PARIS (Reuters) – The Paris Court of Appeal confirmed on Tuesday the indictment of Vincent Bolloré as part of an investigation into suspicions of corruption in obtaining the management of a container terminal in the port of Lomé, Togo, but deleted documents from the file, according to a judicial source.
The investigating chamber of the Court of Appeal decided, in accordance with the requisitions of the public prosecutor’s office, to cancel certain documents in the proceedings, to confirm the rejection of the request for placement under the status of assisted witness and to reject the request for transmission of a priority question of constitutionality, the source said.
The public prosecutor’s office requested the withdrawal of documents relating to an agreement negotiated with the National Financial Prosecutor’s Office (PNF), but then rejected by the Paris court, to “plead guilty”, or appearance on prior recognition of guilt (CRPC). As part of this agreement, Vincent Bolloré acknowledged the facts and accepted the payment of a fine. He therefore asked the Court of Appeal to cancel the entire investigation because of the presence of this incriminating agreement.

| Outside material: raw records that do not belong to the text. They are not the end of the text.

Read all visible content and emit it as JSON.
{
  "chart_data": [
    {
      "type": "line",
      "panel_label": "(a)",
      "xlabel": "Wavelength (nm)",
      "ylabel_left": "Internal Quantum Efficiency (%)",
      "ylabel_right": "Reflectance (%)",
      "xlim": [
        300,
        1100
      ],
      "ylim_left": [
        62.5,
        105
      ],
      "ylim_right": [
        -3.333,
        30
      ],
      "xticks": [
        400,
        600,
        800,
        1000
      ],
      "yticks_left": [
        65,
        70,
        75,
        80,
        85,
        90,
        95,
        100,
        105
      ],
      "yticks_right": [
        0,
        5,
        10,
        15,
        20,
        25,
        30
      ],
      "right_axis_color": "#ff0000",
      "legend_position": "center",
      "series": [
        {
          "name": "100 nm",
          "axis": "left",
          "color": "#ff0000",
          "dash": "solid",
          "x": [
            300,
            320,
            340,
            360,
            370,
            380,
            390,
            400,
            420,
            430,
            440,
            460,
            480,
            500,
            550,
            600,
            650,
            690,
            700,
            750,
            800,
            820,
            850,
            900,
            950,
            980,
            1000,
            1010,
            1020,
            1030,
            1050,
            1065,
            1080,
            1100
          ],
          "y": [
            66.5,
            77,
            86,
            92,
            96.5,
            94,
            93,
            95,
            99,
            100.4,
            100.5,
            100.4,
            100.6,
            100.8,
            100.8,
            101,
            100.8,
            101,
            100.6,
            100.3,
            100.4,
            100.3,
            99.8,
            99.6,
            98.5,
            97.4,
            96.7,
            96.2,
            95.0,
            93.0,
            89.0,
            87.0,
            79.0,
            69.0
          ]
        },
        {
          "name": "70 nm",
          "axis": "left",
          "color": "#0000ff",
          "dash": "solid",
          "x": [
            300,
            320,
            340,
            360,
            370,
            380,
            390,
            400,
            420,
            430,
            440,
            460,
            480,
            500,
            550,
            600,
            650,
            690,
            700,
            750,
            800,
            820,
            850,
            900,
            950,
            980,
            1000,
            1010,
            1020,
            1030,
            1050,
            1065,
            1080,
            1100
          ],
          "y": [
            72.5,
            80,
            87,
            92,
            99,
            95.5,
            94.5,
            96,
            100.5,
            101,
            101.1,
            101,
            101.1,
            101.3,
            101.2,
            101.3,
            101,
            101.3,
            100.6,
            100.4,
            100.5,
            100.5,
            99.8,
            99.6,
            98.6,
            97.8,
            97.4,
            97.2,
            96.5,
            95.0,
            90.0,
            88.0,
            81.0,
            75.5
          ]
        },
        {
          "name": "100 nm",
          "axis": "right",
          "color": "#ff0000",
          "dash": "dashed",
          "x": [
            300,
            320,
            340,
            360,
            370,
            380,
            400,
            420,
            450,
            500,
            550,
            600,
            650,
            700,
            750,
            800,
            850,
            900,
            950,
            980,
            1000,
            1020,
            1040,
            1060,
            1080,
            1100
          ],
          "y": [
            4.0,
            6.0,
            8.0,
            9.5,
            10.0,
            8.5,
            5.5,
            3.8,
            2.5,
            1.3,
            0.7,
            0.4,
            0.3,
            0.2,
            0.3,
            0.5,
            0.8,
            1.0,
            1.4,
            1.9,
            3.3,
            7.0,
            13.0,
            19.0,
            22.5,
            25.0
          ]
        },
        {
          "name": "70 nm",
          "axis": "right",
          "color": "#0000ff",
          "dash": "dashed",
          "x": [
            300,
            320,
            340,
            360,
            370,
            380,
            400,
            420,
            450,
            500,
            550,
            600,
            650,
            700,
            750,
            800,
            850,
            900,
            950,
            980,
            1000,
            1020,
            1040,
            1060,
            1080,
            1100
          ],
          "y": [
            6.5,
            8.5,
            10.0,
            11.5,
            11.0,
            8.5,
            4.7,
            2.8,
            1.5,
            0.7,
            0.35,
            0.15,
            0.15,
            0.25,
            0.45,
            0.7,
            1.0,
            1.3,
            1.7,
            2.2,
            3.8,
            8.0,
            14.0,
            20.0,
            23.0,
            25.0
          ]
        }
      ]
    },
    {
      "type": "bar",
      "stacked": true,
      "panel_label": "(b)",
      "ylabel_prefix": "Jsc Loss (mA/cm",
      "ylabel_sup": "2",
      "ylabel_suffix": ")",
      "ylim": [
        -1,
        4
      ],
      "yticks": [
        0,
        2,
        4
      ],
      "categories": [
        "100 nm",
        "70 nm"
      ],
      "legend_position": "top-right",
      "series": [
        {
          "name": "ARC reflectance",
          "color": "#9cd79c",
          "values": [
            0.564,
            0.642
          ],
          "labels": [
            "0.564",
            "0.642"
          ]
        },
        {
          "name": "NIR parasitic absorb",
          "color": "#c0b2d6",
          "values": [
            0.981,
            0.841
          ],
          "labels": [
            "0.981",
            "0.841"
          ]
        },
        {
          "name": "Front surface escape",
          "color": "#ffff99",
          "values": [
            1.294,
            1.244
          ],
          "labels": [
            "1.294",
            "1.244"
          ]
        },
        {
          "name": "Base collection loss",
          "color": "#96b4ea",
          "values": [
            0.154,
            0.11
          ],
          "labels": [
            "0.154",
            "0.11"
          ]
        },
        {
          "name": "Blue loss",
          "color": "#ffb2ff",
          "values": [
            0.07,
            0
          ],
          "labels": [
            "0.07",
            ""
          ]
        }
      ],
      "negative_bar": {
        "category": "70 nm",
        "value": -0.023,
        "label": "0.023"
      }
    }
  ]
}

Vincent Bolloré was indicted in 2018 in connection with the Bolloré group obtaining the management of a container terminal in Togo, but also the takeover of the concession for the container terminal at the port of Conakry, in Guinea. The investigative chamber of the Paris Court of Appeal had however recognized in 2019 the prescription of the facts in this second part.
Justice suspects Bolloré leaders of having used the communication group Havas, then a subsidiary of the group, to facilitate the coming to power of African leaders in order to obtain port concessions in return.
The investigation, which follows a complaint filed by a former employee of the group, relates to facts dating back to 2009 and 2010.
The Bolloré group finalized in December the sale to the Swiss group MSC of Bolloré Africa Logistics, which combines its transport and logistics activities in Africa, for 5.7 billion euros.